China Orders Network of National 'Compute' Hubs to Accelerate AI and Industrial Digitisation

China's MIIT has instructed the construction of regional and industry interconnection nodes to standardise and accelerate the sharing of computing power across the country. The policy sets capital and licensing thresholds that channel build-and-operate roles to well‑funded construction entities and licenced telecom or cloud operators, shaping which firms will supply national AI and industrial compute services.

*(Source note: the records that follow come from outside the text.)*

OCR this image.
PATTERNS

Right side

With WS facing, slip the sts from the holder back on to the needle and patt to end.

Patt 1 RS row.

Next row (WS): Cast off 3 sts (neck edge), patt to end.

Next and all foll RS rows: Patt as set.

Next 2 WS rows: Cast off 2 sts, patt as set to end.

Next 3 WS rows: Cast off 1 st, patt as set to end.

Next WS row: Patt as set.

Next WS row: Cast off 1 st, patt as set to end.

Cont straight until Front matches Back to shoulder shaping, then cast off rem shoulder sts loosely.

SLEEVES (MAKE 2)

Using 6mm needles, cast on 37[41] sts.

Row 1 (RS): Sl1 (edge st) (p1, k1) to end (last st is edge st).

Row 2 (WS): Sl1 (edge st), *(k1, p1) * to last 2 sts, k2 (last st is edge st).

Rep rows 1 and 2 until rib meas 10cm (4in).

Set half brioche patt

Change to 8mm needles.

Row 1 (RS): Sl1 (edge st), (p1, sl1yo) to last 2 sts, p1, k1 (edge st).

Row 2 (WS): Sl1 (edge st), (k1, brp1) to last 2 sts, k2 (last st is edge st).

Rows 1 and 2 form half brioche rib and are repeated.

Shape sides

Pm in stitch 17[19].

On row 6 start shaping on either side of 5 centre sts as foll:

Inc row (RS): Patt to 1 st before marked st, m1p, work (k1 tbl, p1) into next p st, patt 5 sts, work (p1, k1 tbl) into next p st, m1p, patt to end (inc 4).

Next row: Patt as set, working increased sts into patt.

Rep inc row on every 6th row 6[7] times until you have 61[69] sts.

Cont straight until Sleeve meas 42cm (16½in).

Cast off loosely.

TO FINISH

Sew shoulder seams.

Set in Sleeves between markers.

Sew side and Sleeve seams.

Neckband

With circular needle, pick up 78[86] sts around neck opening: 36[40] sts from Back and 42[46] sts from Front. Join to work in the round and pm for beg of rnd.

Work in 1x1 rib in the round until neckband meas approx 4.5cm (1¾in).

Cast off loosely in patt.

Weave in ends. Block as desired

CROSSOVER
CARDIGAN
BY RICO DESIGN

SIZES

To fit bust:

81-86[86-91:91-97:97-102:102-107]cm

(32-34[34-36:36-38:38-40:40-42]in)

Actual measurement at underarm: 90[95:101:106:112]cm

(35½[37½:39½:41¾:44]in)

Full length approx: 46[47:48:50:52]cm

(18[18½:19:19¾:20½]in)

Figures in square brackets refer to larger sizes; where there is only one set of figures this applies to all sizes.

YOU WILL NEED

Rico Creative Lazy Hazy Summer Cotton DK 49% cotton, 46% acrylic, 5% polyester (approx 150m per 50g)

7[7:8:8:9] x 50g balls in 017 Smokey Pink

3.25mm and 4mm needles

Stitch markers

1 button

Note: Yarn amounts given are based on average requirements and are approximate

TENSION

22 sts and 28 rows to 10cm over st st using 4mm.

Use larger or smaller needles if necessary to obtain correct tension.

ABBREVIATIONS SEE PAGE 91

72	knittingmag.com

Black computer power supply unit with fan displayed against yellow background.

Key Takeaways

  • 1MIIT issued a notice to build national compute interconnection nodes with separate regional and industry tracks to standardise resource sharing and interoperability.
  • 2Regional nodes will provide unified platforms for registration, scheduling, resource aggregation, monitoring and security; industry nodes will deliver sector-specific market services and connect to regional nodes.
  • 3Construction entities must have at least RMB 50 million registered capital; operating entities must hold telecom business licences (except public institutions) and meet facility, personnel and integrity requirements.
  • 4The rules favour licenced telcos and large cloud/data-centre operators, likely accelerating demand for AI accelerators, data-centre capacity and networking equipment.
  • 5The programme advances China's AI self-reliance and increases regulatory control over compute and data flows, with implications for competition and innovation.

Editor's
Desk

Strategic Analysis

This notice is less about a technical blueprint than about governance and market design. By prescribing platform functions and imposing capital and licensing thresholds, MIIT is shaping an ecosystem in which licenced operators—principally state-owned telcos and large cloud providers—become the default guardians of national compute fabric. That has three strategic effects: it channels investment into scalable, interoperable infrastructure needed for large AI models and industrial applications; it concentrates operational control in entities already subject to tight regulatory oversight, allowing Beijing to manage security and data‑sovereignty risks; and it raises barriers to entry for smaller players and startups unless they partner with incumbents. The success of the scheme will depend on execution: whether node standards are genuinely interoperable rather than reinforcing vendor lock‑in, how pricing and access are governed, and whether the programme can match rising AI compute demand without creating bottlenecks or energy and cost pressures. Internationally, a domestically standardised compute network strengthens China's technological autonomy and may accelerate competitive pressure on cloud and chip vendors worldwide.

China Daily Brief Editorial
Strategic Insight
China Daily Brief

China's Ministry of Industry and Information Technology (MIIT) has launched a centralised programme to build national computing-power interconnection nodes, aiming to standardise how compute resources are registered, scheduled and shared across regions and industries. The notice establishes two complementary tracks: regional nodes to knit together local compute supply and demand, and industry nodes to concentrate and marketise compute resources for specific sectors.

Regional nodes will host unified service platforms that provide identification and registration, interconnection scheduling, resource aggregation and selection, operational monitoring and security management. MIIT envisions these platforms as comprehensive “compute-internet” service centres that make different architectures and providers interoperable and allow computing capacity to flow efficiently between areas.

Industry nodes will run sector-specific platforms that aggregate computing resources, manage compute identifiers and enable market-based selection of services; they must interconnect with the regional nodes. The aim is to create an integrated topology so that, for example, manufacturing, finance or healthcare can tap standardised compute pools tailored to their compliance and performance needs.

The ministry set entry conditions to limit who can build and operate the nodes. Applicants must name a construction entity with at least RMB 50 million in registered capital and sustained funding capacity, and an operating entity that holds the required telecom business licences (other than public institutions), has appropriate facilities, equipment and personnel, and has no major credit or integrity breaches in the past three years.

The policy is a significant piece in Beijing's broader strategy to secure a domestic compute backbone for artificial intelligence and industrial digitalisation. By defining technical functions and institutional qualifications, MIIT is steering the market toward interoperable platforms while concentrating operational authority in licenced operators—principally telecom carriers and large cloud or data-centre firms.

If implemented at scale, the node programme will expand demand for data‑centre capacity, specialised AI accelerators and networking gear, favour established incumbents and create new opportunities for chipmakers and system integrators. It will also tighten the regulatory architecture around compute and data flows, reinforcing state oversight of critical infrastructure at a time when Beijing is prioritising technology self-reliance.